The VIC chip draws the screen from the top left to the top right, then down a line, and from left to right again until the entire screen is drawn. It performs this redraw 50 times a second (for PAL units) or 60 times a second for (NTSC units).
There is an 8-bit VIC register that contains the vertical position of the raster at any given time. $d012. Actually there are more than 255 possible positions, so the 9th bit is stored in bit 7 (highest bit) or register $d011. So at any point you can read these registers and find out the vertical position of the raster. There is no available register to read the x position of the raster.

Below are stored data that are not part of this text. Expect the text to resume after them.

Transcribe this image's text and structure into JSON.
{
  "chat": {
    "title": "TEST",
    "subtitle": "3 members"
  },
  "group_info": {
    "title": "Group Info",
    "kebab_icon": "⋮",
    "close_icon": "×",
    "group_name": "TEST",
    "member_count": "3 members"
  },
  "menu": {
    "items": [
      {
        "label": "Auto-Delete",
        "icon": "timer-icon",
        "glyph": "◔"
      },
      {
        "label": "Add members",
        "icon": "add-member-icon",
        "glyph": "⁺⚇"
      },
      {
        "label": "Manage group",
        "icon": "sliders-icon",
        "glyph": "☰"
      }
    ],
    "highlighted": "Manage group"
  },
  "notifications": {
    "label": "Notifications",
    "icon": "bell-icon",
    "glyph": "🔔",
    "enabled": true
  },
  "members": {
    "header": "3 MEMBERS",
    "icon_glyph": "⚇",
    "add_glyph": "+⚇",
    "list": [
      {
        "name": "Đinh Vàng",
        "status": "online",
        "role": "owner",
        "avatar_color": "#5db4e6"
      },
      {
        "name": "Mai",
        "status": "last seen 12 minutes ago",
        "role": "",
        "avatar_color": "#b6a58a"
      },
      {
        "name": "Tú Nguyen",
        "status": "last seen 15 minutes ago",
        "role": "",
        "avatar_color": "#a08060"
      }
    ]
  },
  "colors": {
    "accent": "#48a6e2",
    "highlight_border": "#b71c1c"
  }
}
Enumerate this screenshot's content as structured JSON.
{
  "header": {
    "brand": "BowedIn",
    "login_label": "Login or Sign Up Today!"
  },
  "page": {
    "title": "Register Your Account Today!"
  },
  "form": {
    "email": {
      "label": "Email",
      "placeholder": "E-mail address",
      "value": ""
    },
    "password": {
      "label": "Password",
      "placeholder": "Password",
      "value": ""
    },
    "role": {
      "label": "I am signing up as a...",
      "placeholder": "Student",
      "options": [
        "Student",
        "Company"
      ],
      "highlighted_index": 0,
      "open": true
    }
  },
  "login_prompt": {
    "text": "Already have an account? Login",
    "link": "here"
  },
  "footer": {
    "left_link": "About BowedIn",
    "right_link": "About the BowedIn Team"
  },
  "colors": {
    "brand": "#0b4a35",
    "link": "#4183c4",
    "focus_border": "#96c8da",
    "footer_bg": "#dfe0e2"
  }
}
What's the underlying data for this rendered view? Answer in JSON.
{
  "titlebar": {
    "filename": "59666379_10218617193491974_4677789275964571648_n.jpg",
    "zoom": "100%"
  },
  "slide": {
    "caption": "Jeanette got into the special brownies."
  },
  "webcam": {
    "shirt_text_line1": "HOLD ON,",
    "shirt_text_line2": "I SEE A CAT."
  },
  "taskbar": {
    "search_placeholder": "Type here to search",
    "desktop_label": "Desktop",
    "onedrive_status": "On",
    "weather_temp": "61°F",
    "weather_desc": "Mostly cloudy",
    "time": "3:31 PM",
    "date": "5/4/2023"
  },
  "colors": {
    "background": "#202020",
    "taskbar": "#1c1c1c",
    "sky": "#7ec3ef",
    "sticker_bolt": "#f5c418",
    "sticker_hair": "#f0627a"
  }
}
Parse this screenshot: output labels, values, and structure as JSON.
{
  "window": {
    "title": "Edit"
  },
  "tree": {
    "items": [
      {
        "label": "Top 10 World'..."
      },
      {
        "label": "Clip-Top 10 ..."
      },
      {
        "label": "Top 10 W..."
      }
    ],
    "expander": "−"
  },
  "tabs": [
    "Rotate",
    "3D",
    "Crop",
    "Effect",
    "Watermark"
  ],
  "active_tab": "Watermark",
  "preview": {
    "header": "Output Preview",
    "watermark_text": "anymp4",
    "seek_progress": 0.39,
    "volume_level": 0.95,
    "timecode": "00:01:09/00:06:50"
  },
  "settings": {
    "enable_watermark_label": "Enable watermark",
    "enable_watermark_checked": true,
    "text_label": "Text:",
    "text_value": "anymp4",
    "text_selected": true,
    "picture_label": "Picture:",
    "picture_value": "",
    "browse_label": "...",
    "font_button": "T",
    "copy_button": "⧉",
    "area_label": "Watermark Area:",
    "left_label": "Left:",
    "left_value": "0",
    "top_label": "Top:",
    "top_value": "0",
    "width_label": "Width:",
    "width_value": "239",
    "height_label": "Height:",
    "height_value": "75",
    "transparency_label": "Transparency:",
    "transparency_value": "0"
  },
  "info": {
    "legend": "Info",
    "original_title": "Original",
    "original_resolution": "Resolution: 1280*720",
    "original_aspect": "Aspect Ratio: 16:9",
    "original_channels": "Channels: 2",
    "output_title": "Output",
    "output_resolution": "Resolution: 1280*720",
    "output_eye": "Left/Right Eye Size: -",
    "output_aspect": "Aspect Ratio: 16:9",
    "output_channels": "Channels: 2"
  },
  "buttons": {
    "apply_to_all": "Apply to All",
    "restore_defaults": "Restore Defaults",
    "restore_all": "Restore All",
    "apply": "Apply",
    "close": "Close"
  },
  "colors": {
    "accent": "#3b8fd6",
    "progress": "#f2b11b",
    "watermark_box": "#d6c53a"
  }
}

Another cool feature of the VIC chip was used to fix a problem when using hardware scrolling. Basic vertical scrolling was achieved by using a hardware register to move the screen 0-7 pixels vertically. Once you reached limit (0 or 7 depending on the direction of the scroll) you would move each character block (8x8 pixel) one block vertically and draw the new data to be displayed at the top (or bottom depending direction). This works very well, except that every 8 pixels of scrolling you would see data "pop" onto the screen. To remedy this, you could make the border area grow by 8 pixels vertically by clearing bit 3 in register $d011. This is called 24 row mode. By default the screen was set to 25 rows of 8x8 pixel characters. In 24 row mode, you could still draw characters to the bottom row, they would just be hidden by the border.
So the trick to turning off the top and bottom borders is to:
1) Set the screen to 25 row mode
2) wait for the raster to reach a vertical position between $f2 and $fa (the 8 pixels between where the border starts in both 24 row mode and 25 row mode).
3) Set the screen to 24 row mode... moving the vertical start of the border above the current raster position
4) Wait until after vertical raster position ($fa)
5) Repeat each frame
Step 3) tricks the VIC chip into thinking that it has already started drawing the border, so it never starts drawing it. Voila, the top and bottom borders are open.
Regarding side borders you can do the same thing with different registers, but as the horizontal movement of the raster is a lot quicker than the vertical movement, the timing needs to be much tighter. And there is another issue to take into account called jitter. <-which I won't explain here. Search the web for "Stable Raster C64" for an in depth explanation of that issue.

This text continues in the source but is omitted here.